Inoltre entrambi i paesi hanno constituenciesinterne che spingono per un interventismo in nome della protezione dei diritti umani e delle popolazioni. A Parigi, il vecchio filone dell’interventismo rivoluzionario viene reinterpretato da coloro che considerano la Francia paladina nella protezione dei diritti, una tendenza tutt’ora ben presente all’interno della sinistra al potere e che è stata recentemente espressa nelle colonne del quotidiano “Le Monde”.

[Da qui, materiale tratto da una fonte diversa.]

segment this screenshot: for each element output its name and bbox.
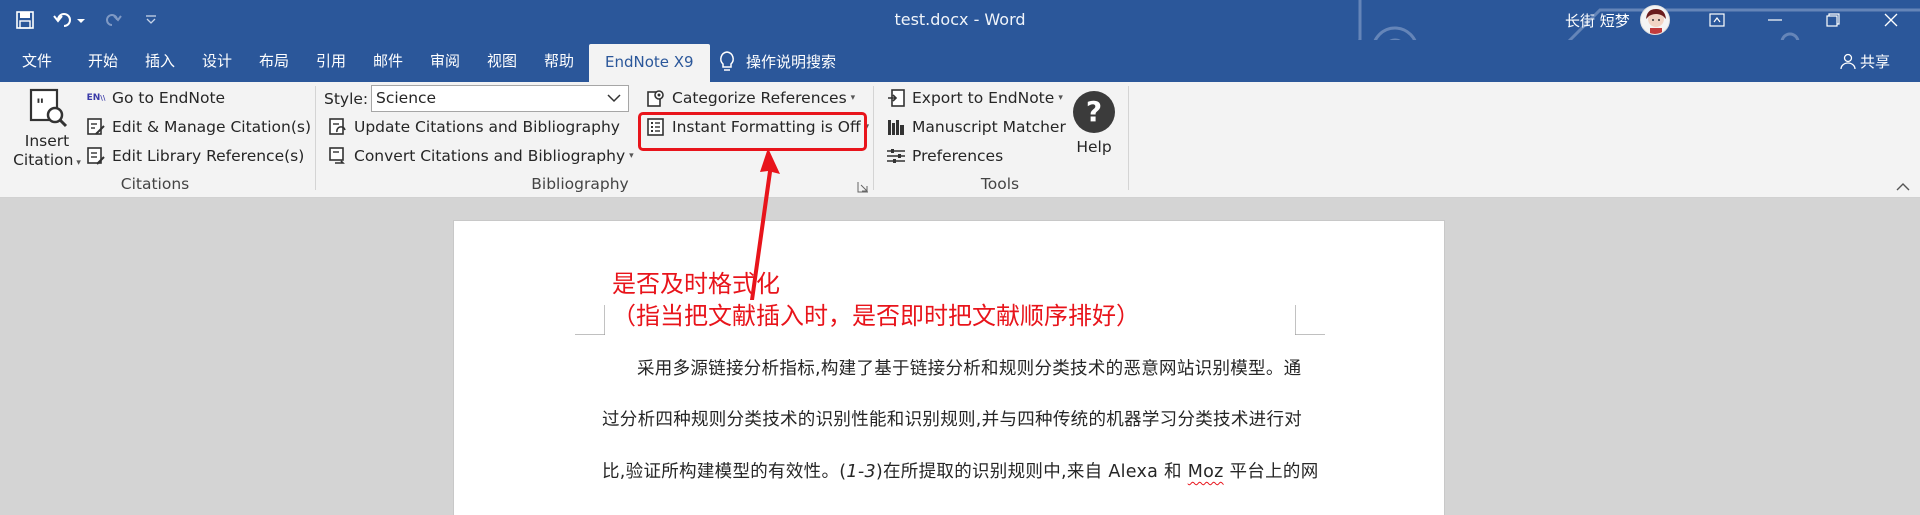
export-icon [886,88,906,108]
convert-bibliography-icon [328,146,348,166]
tab-view[interactable]: 视图 [487,40,517,82]
chevron-down-icon: ▾ [850,93,856,103]
ribbon-display-options-icon[interactable] [1688,0,1746,40]
svg-text:": " [36,95,44,114]
categorize-icon [646,88,666,108]
spelling-flagged-word[interactable]: Moz [1188,462,1224,482]
go-to-endnote-button[interactable]: EN \\ Go to EndNote [86,85,225,111]
document-paragraph-line: 比,验证所构建模型的有效性。(1-3)在所提取的识别规则中,来自 Alexa 和… [602,458,1318,483]
document-text: 比,验证所构建模型的有效性。( [602,462,847,482]
help-label: Help [1076,138,1112,156]
tab-review[interactable]: 审阅 [430,40,460,82]
citations-group-label: Citations [120,175,190,193]
preferences-label: Preferences [912,147,1004,165]
window-controls [1688,0,1920,40]
manuscript-matcher-label: Manuscript Matcher [912,118,1066,136]
help-button[interactable]: ? Help [1068,88,1120,168]
dialog-launcher-icon[interactable] [857,181,869,193]
tab-endnote[interactable]: EndNote X9 [589,44,710,82]
chevron-down-icon: ▾ [629,151,634,161]
update-citations-label: Update Citations and Bibliography [354,118,620,136]
style-dropdown[interactable]: Science [371,85,629,112]
margin-corner-mark [1295,305,1325,335]
chevron-down-icon: ▾ [1058,93,1063,103]
export-to-endnote-button[interactable]: Export to EndNote ▾ [886,85,1063,111]
collapse-ribbon-icon[interactable] [1896,182,1910,192]
tab-home[interactable]: 开始 [88,40,118,82]
citation-reference[interactable]: 1-3 [846,462,875,482]
person-icon [1840,53,1856,69]
ribbon: " Insert Citation ▾ EN \\ Go to EndNote E… [0,82,1920,198]
sliders-icon [886,146,906,166]
lightbulb-icon [720,51,734,71]
edit-library-reference-button[interactable]: Edit Library Reference(s) [86,143,304,169]
document-paragraph-line: 采用多源链接分析指标,构建了基于链接分析和规则分类技术的恶意网站识别模型。通 [637,359,1302,379]
title-bar: test.docx - Word 长街 短梦 [0,0,1920,82]
bibliography-group-label: Bibliography [531,175,629,193]
insert-citation-label-1: Insert [24,132,70,150]
save-icon[interactable] [14,9,36,31]
annotation-line-2: （指当把文献插入时，是否即时把文献顺序排好） [612,302,1140,330]
group-separator [315,86,316,190]
margin-corner-mark [575,305,605,335]
tab-layout[interactable]: 布局 [259,40,289,82]
update-citations-button[interactable]: Update Citations and Bibliography [328,114,620,140]
share-button[interactable]: 共享 [1840,40,1890,82]
tab-insert[interactable]: 插入 [145,40,175,82]
help-question-icon: ? [1073,91,1115,133]
go-to-endnote-label: Go to EndNote [112,89,226,107]
convert-citations-button[interactable]: Convert Citations and Bibliography ▾ [328,143,634,169]
chevron-down-icon: ▾ [76,158,81,168]
edit-library-reference-label: Edit Library Reference(s) [112,147,305,165]
annotation-line-1: 是否及时格式化 [612,270,780,298]
update-bibliography-icon [328,117,348,137]
tab-design[interactable]: 设计 [202,40,232,82]
avatar[interactable] [1639,5,1670,35]
convert-citations-label: Convert Citations and Bibliography [354,147,626,165]
undo-icon[interactable] [52,9,86,31]
document-paragraph-line: 过分析四种规则分类技术的识别性能和识别规则,并与四种传统的机器学习分类技术进行对 [602,410,1303,430]
edit-citation-icon [86,117,106,137]
tools-group-label: Tools [980,175,1020,193]
customize-qat-icon[interactable] [140,9,162,31]
restore-icon[interactable] [1804,0,1862,40]
tell-me-label: 操作说明搜索 [746,52,837,71]
tab-mailings[interactable]: 邮件 [373,40,403,82]
group-separator [1128,86,1129,190]
tell-me-search[interactable]: 操作说明搜索 [718,40,836,82]
manuscript-matcher-icon [886,117,906,137]
endnote-logo-icon: EN \\ [86,93,106,103]
ribbon-tab-bar: 文件 开始 插入 设计 布局 引用 邮件 审阅 视图 帮助 EndNote X9… [0,40,1920,82]
insert-citation-button[interactable]: " Insert Citation ▾ [12,88,82,174]
document-text: 平台上的网 [1223,462,1319,482]
manuscript-matcher-button[interactable]: Manuscript Matcher [886,114,1066,140]
chevron-down-icon [606,89,622,115]
group-separator [873,86,874,190]
user-account[interactable]: 长街 短梦 [1565,0,1670,40]
style-value: Science [376,89,437,107]
style-label: Style: [324,90,369,108]
edit-manage-citations-button[interactable]: Edit & Manage Citation(s) [86,114,311,140]
user-name: 长街 短梦 [1565,11,1630,30]
quick-access-toolbar [14,0,162,40]
categorize-references-label: Categorize References [672,89,847,107]
insert-citation-label-2: Citation [13,151,74,169]
tab-references[interactable]: 引用 [316,40,346,82]
preferences-button[interactable]: Preferences [886,143,1003,169]
export-to-endnote-label: Export to EndNote [912,89,1055,107]
highlight-box [638,112,867,151]
categorize-references-button[interactable]: Categorize References ▾ [646,85,855,111]
tab-file[interactable]: 文件 [22,40,52,82]
edit-reference-icon [86,146,106,166]
share-label: 共享 [1860,52,1891,71]
edit-manage-citations-label: Edit & Manage Citation(s) [112,118,312,136]
minimize-icon[interactable] [1746,0,1804,40]
redo-icon[interactable] [102,9,124,31]
insert-citation-icon: " [29,88,68,128]
document-text: )在所提取的识别规则中,来自 Alexa 和 [875,462,1188,482]
tab-help[interactable]: 帮助 [544,40,574,82]
close-icon[interactable] [1862,0,1920,40]
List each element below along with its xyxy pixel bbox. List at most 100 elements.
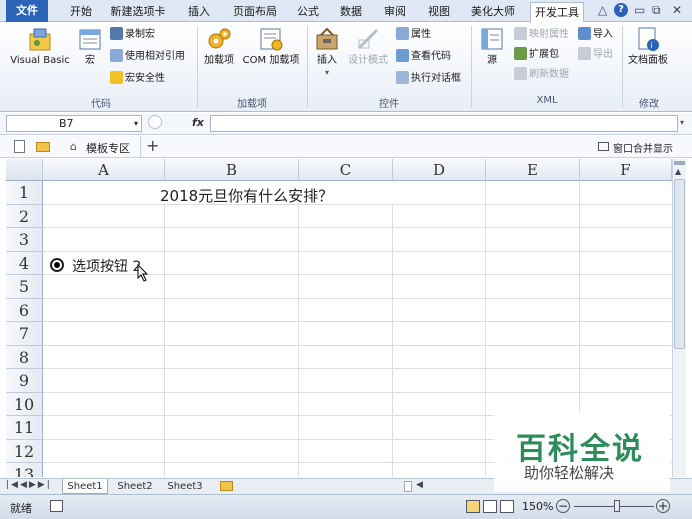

Il segretario dei socialisti francesi ha anche criticato l’opposizione per la sua cautela sul caso siriano, riferendosi alla conferenza di Monaco del 38. In Inghilterra il “new labour” esprimeva concetti assai simili. Inoltre, sia Londra che Parigi intrattengono rapporti intensi con l’Arabia Saudita e il Qatar, i due paesi del Golfo al vertice dell’opposizione contro Assad.

Riservatezza italo-tedesca
Molto più riservato e neutro il profilo tedesco, caratteristica comune nei confronti delle operazioni militari, ma ulteriormente condizionata dall’importante scadenza elettorale interna. La posizione italiana espressa dal Ministro degli esteri è quella di subordinare la partecipazione ad un mandato dell’Onu, una condizione che non sembra attualmente raggiungibile.

Dietro i vari orientamenti, si può osservare la preoccupazione degli eventuali contraccolpi, ma anche la difesa di un interesse nazionale specifico, il quale guadagnerebbe terreno e consenso se distante e autonomo dalle azioni statunitensi o francesi.

A Roma, l’attuale maggioranza, fragile e composita, non sembra in grado di sostenere una coalizione dei volenterosi come ai tempi dell’Iraq, quando si seguivano gli Stati Uniti senza se e senza ma. Né potrebbe affrontare il relativo iter parlamentare in un clima già logorato dalle discussioni sui programmi militari.

Molti commenteranno ancora una volta sulla mancanza di una posizione europea unanime. Bisogna superare una tale superficialità nei giudizi negativi, spesso ridondanti. L’Europa non fa sentire la sua voce attraverso dichiarazioni di politica militare, ma le azioni europee per i profughi e gli aiuti umanitari sono numerose e concrete.

Inoltre, in una situazione così complessa come il conflitto siriano, una variegata disponibilità di orientamenti politici potrebbe tornare utile per tenere aperti i canali diplomatici con ciascuno degli interlocutori così da facilitare la pacificazione nel prossimo futuro. Purché si capiscano e si rispettino le priorità interne, e si abbia l’intelligenza di fare gioco di squadra, anche interpretando ruoli diversi.

Jean-Pierre Darnis è professore associato all’università di Nizza e responsabile di ricerca dell’Area sicurezza e difesa dello IAI.